Deployments of sensors for real-world applications face critical challenges that can make large-scale adoption difficult or impossible to achieve due to prohibitive cost. Much of this cost can be reduced by enabling the adoption of more cost-effective behaviors by users and by guiding users on proper usage of technology solutions. Proper guidance for both subject behaviors and sensor usage training can reduce barriers to adoption by improving compliance and providing guarantees.

The aim of this research is to design and develop tractable and scalable monitoring system architectures for large-scale, real world usage that can guide users to adopt more beneficial behaviors. To achieve this aim, system designs were developed in direct support of monitoring applications to address problems in healthcare and energy conservation.

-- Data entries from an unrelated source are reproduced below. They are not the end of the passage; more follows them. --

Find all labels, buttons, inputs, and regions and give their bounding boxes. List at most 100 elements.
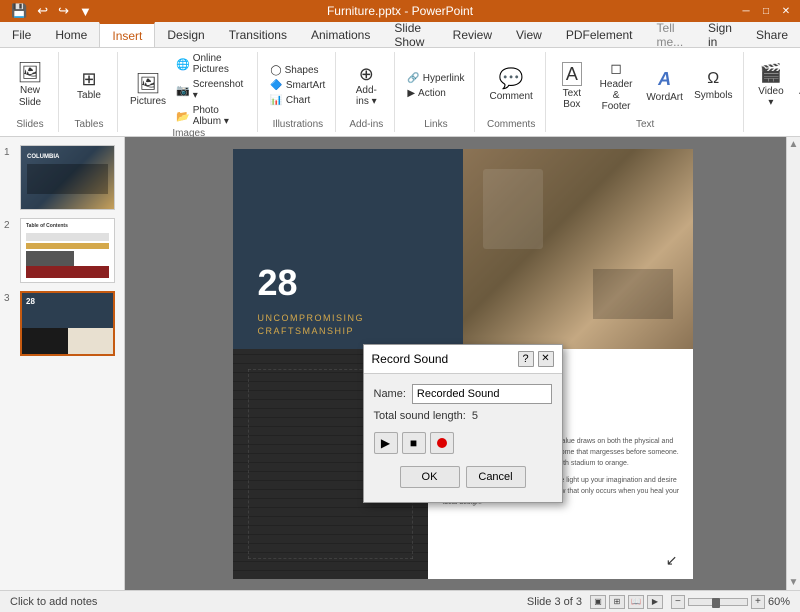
audio-btn[interactable]: 🎵 Audio ▾ [792,60,800,111]
symbols-label: Symbols [694,90,732,101]
media-group-items: 🎬 Video ▾ 🎵 Audio ▾ ⬛ ScreenRecording [752,52,800,119]
hyperlink-btn[interactable]: 🔗 Hyperlink [403,72,468,85]
dialog-title-bar: Record Sound ? ✕ [364,345,562,374]
maximize-btn[interactable]: □ [760,5,772,17]
tab-review[interactable]: Review [441,22,504,47]
ribbon-group-comments: 💬 Comment Comments [477,52,545,132]
canvas-area: 28 UNCOMPROMISINGCRAFTSMANSHIP [125,137,800,590]
tab-signin[interactable]: Sign in [696,22,744,47]
ok-btn[interactable]: OK [400,466,460,488]
action-icon: ▶ [407,88,415,99]
dialog-close-btn[interactable]: ✕ [538,351,554,367]
slide-sorter-btn[interactable]: ⊞ [609,595,625,609]
redo-qat-btn[interactable]: ↪ [55,2,72,20]
table-btn[interactable]: ⊞ Table [67,66,111,105]
video-icon: 🎬 [760,63,782,84]
slideshow-btn[interactable]: ▶ [647,595,663,609]
smartart-icon: 🔷 [270,80,282,91]
table-label: Table [77,90,101,101]
zoom-level: 60% [768,596,790,608]
ribbon-group-text: A TextBox ◻ Header& Footer A WordArt Ω S… [548,52,744,132]
shapes-btn[interactable]: ◯ Shapes [266,64,329,77]
video-label: Video ▾ [757,86,786,108]
zoom-in-btn[interactable]: + [751,595,765,609]
chart-icon: 📊 [270,95,282,106]
new-slide-icon: 🖼 [17,63,42,83]
tab-pdfelement[interactable]: PDFelement [554,22,645,47]
name-input[interactable] [412,384,552,404]
symbols-btn[interactable]: Ω Symbols [690,67,736,104]
total-label: Total sound length: [374,410,466,422]
chart-btn[interactable]: 📊 Chart [266,94,329,107]
shapes-icon: ◯ [270,65,281,76]
screenshot-icon: 📷 [176,84,190,97]
tab-home[interactable]: Home [43,22,99,47]
record-dot-icon [437,438,447,448]
slide-thumb-1[interactable]: 1 COLUMBIA [4,145,120,210]
window-title: Furniture.pptx - PowerPoint [327,4,473,18]
minimize-btn[interactable]: ─ [740,5,752,17]
slide-thumb-2[interactable]: 2 Table of Contents [4,218,120,283]
screenshot-btn[interactable]: 📷 Screenshot ▾ [172,78,251,102]
comment-icon: 💬 [499,69,524,89]
addins-icon: ⊕ [359,65,374,83]
undo-qat-btn[interactable]: ↩ [34,2,51,20]
stop-btn[interactable]: ■ [402,432,426,454]
dialog-help-btn[interactable]: ? [518,351,534,367]
action-btn[interactable]: ▶ Action [403,87,468,100]
header-footer-btn[interactable]: ◻ Header& Footer [593,57,639,115]
normal-view-btn[interactable]: ▣ [590,595,606,609]
save-qat-btn[interactable]: 💾 [8,2,30,20]
tab-share[interactable]: Share [744,22,800,47]
status-bar: Click to add notes Slide 3 of 3 ▣ ⊞ 📖 ▶ … [0,590,800,612]
slides-group-items: 🖼 NewSlide [8,52,52,119]
notes-placeholder: Click to add notes [10,596,97,608]
header-footer-icon: ◻ [610,60,622,77]
slide-thumb-3[interactable]: 3 28 [4,291,120,356]
zoom-out-btn[interactable]: − [671,595,685,609]
photo-album-btn[interactable]: 📂 Photo Album ▾ [172,104,251,128]
pictures-btn[interactable]: 🖼 Pictures [126,70,170,111]
ribbon-group-media: 🎬 Video ▾ 🎵 Audio ▾ ⬛ ScreenRecording Me… [746,52,800,132]
play-btn[interactable]: ▶ [374,432,398,454]
tab-slideshow[interactable]: Slide Show [382,22,440,47]
video-btn[interactable]: 🎬 Video ▾ [752,60,791,111]
online-pictures-btn[interactable]: 🌐 Online Pictures [172,52,251,76]
slide-num-2: 2 [4,218,16,231]
comment-btn[interactable]: 💬 Comment [483,65,538,106]
addins-label: Add-ins ▾ [356,85,377,107]
stop-icon: ■ [410,436,417,450]
wordart-btn[interactable]: A WordArt [642,66,687,106]
tab-view[interactable]: View [504,22,554,47]
record-btn[interactable] [430,432,454,454]
images-group-items: 🖼 Pictures 🌐 Online Pictures 📷 Screensho… [126,52,251,128]
tab-animations[interactable]: Animations [299,22,382,47]
customize-qat-btn[interactable]: ▼ [76,3,95,20]
smartart-btn[interactable]: 🔷 SmartArt [266,79,329,92]
tables-group-label: Tables [75,119,104,132]
symbols-icon: Ω [707,70,719,88]
close-btn[interactable]: ✕ [780,5,792,17]
comments-group-label: Comments [487,119,535,132]
text-group-items: A TextBox ◻ Header& Footer A WordArt Ω S… [554,52,737,119]
addins-group-label: Add-ins [349,119,383,132]
zoom-slider[interactable] [688,598,748,606]
playback-controls: ▶ ■ [374,432,552,454]
reading-view-btn[interactable]: 📖 [628,595,644,609]
addins-btn[interactable]: ⊕ Add-ins ▾ [344,61,388,111]
slide-img-1: COLUMBIA [20,145,115,210]
ribbon-group-tables: ⊞ Table Tables [61,52,118,132]
tab-tellme[interactable]: Tell me... [645,22,696,47]
tab-transitions[interactable]: Transitions [217,22,299,47]
name-row: Name: [374,384,552,404]
new-slide-btn[interactable]: 🖼 NewSlide [8,59,52,113]
sound-length-row: Total sound length: 5 [374,410,552,422]
slide-img-2: Table of Contents [20,218,115,283]
tab-design[interactable]: Design [155,22,216,47]
cancel-btn[interactable]: Cancel [466,466,526,488]
tab-insert[interactable]: Insert [99,22,155,47]
modal-overlay: Record Sound ? ✕ Name: Total sound lengt… [125,137,800,590]
textbox-btn[interactable]: A TextBox [554,59,590,113]
tab-file[interactable]: File [0,22,43,47]
total-value: 5 [472,410,478,422]
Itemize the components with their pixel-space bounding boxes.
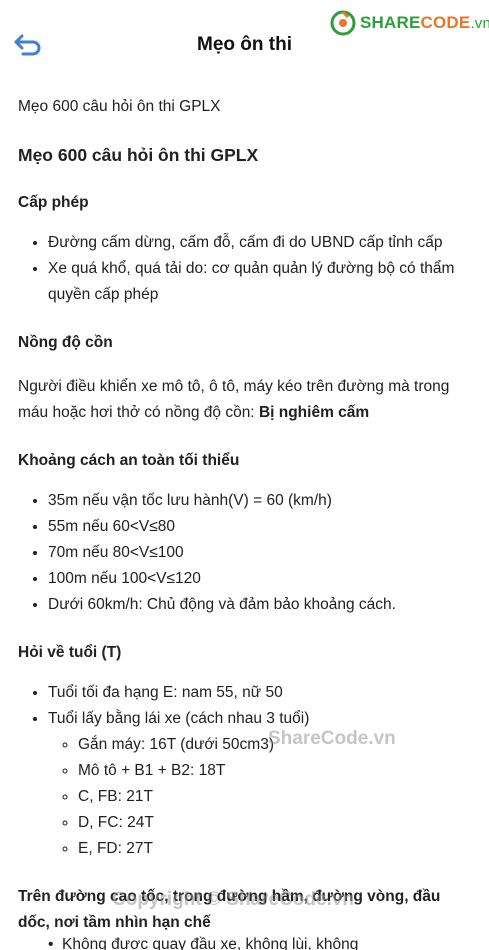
section-heading-khoang-cach: Khoảng cách an toàn tối thiểu xyxy=(18,452,240,469)
brand-text-share: SHARE xyxy=(360,13,421,32)
khoang-cach-list: 35m nếu vận tốc lưu hành(V) = 60 (km/h) … xyxy=(18,488,473,618)
page-title: Mẹo ôn thi xyxy=(197,34,292,55)
list-item: Tuổi tối đa hạng E: nam 55, nữ 50 xyxy=(48,680,473,706)
partial-list-item: • Không được quay đầu xe, không lùi, khô… xyxy=(48,936,368,950)
list-item: Xe quá khổ, quá tải do: cơ quản quản lý … xyxy=(48,256,473,308)
tuoi-sub-list: Gắn máy: 16T (dưới 50cm3) Mô tô + B1 + B… xyxy=(48,732,473,862)
list-item: 55m nếu 60<V≤80 xyxy=(48,514,473,540)
list-item: 35m nếu vận tốc lưu hành(V) = 60 (km/h) xyxy=(48,488,473,514)
brand-text-code: CODE xyxy=(420,13,471,32)
main-heading: Mẹo 600 câu hỏi ôn thi GPLX xyxy=(18,145,259,165)
sub-list-item: E, FD: 27T xyxy=(78,836,473,862)
list-item: Đường cấm dừng, cấm đỗ, cấm đi do UBND c… xyxy=(48,230,473,256)
brand-text-domain: .vn xyxy=(470,14,489,32)
nong-do-con-bold: Bị nghiêm cấm xyxy=(258,404,370,421)
section-heading-cap-phep: Cấp phép xyxy=(18,194,89,211)
list-item: 100m nếu 100<V≤120 xyxy=(48,566,473,592)
app-header: Mẹo ôn thi SHARE CODE .vn xyxy=(0,0,489,90)
section-heading-nong-do-con: Nồng độ cồn xyxy=(18,334,113,351)
section-heading-tuoi: Hỏi về tuổi (T) xyxy=(18,644,122,661)
sub-list-item: C, FB: 21T xyxy=(78,784,473,810)
partial-list-item-text: Không được quay đầu xe, không lùi, không… xyxy=(62,936,359,950)
tuoi-list: Tuổi tối đa hạng E: nam 55, nữ 50 Tuổi l… xyxy=(18,680,473,862)
watermark-mid: ShareCode.vn xyxy=(268,728,396,749)
list-item: Tuổi lấy bằng lái xe (cách nhau 3 tuổi) … xyxy=(48,706,473,862)
intro-text: Mẹo 600 câu hỏi ôn thi GPLX xyxy=(18,98,221,115)
sharecode-logo-icon xyxy=(330,10,356,36)
sub-list-item: Mô tô + B1 + B2: 18T xyxy=(78,758,473,784)
nong-do-con-text: Người điều khiển xe mô tô, ô tô, máy kéo… xyxy=(18,378,450,421)
list-item: Dưới 60km/h: Chủ động và đảm bảo khoảng … xyxy=(48,592,473,618)
list-item-text: Tuổi lấy bằng lái xe (cách nhau 3 tuổi) xyxy=(48,710,310,727)
watermark-bottom: Copyright © ShareCode.vn xyxy=(112,889,355,910)
article-content: Mẹo 600 câu hỏi ôn thi GPLX Mẹo 600 câu … xyxy=(18,90,473,936)
sub-list-item: D, FC: 24T xyxy=(78,810,473,836)
list-item: 70m nếu 80<V≤100 xyxy=(48,540,473,566)
nong-do-con-paragraph: Người điều khiển xe mô tô, ô tô, máy kéo… xyxy=(18,374,473,426)
cap-phep-list: Đường cấm dừng, cấm đỗ, cấm đi do UBND c… xyxy=(18,230,473,308)
brand-logo: SHARE CODE .vn xyxy=(330,10,489,36)
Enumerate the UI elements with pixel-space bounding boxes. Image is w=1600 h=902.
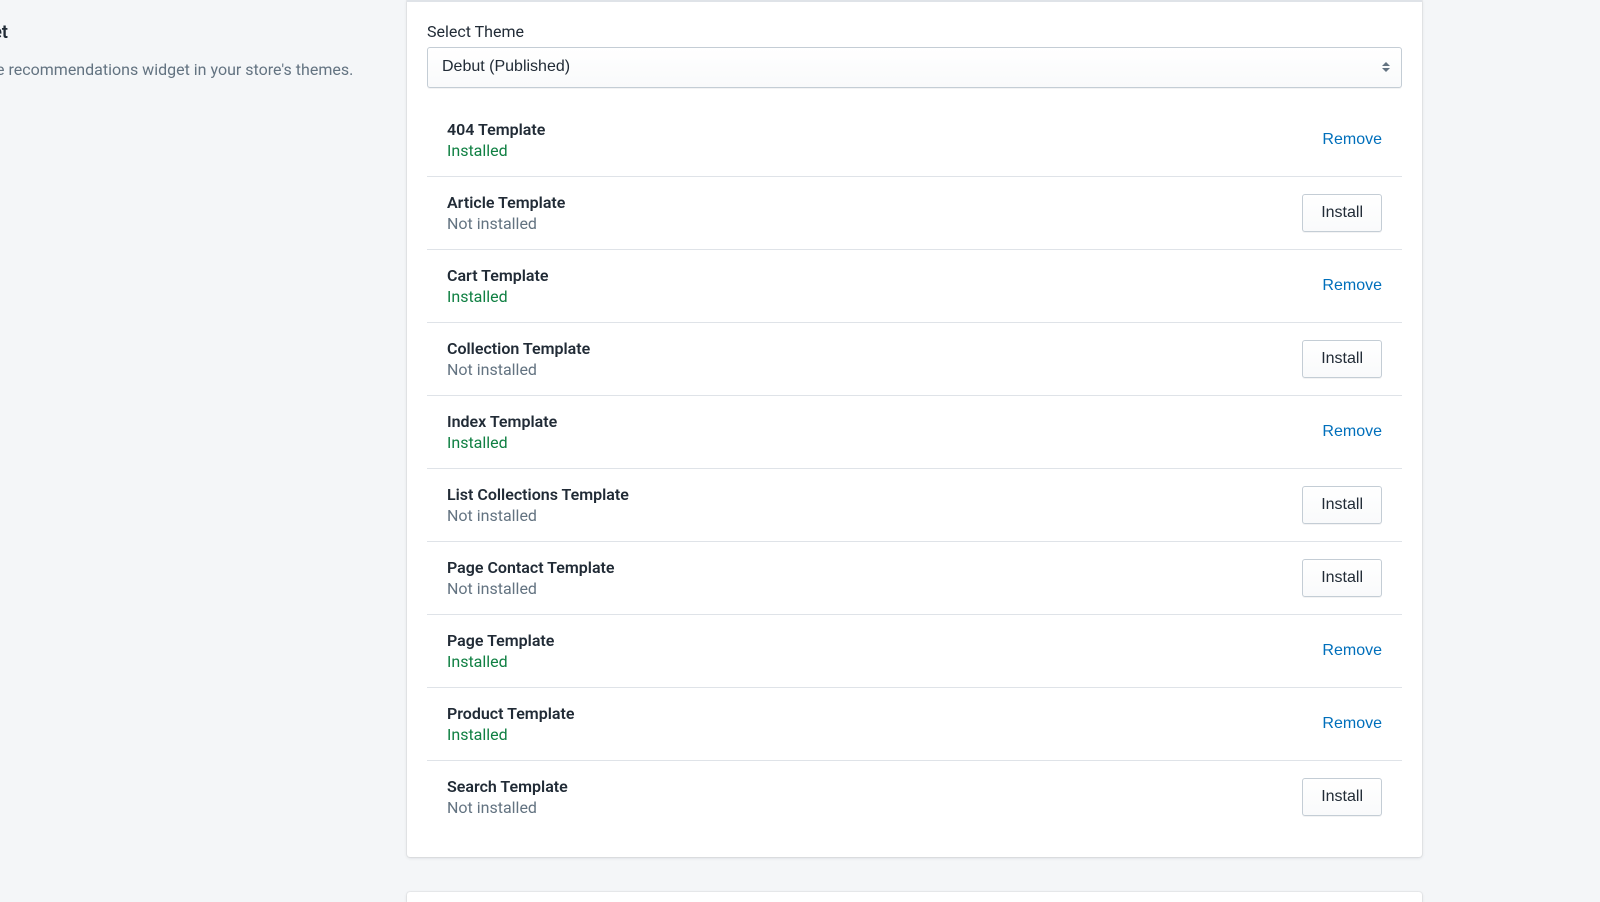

For energy conservation, the research used low-cost energy monitoring as a building block to test the effectiveness of various types of information feedback on real consumers in controlled experiments. In healthcare, we addressed critical unmet needs in post-operative patient care using interactive mobile technology solutions, integrated with physiological sensing to implement sensor usage guidance. Scalability was enabled by the development of hardware and software systems that allow subjects to easily perform data collection with guarantees on reliability and validity. To provide the complete system, end-to-end software and hardware architectures were developed to combine the core research with the other necessary components and field validations have been conducted.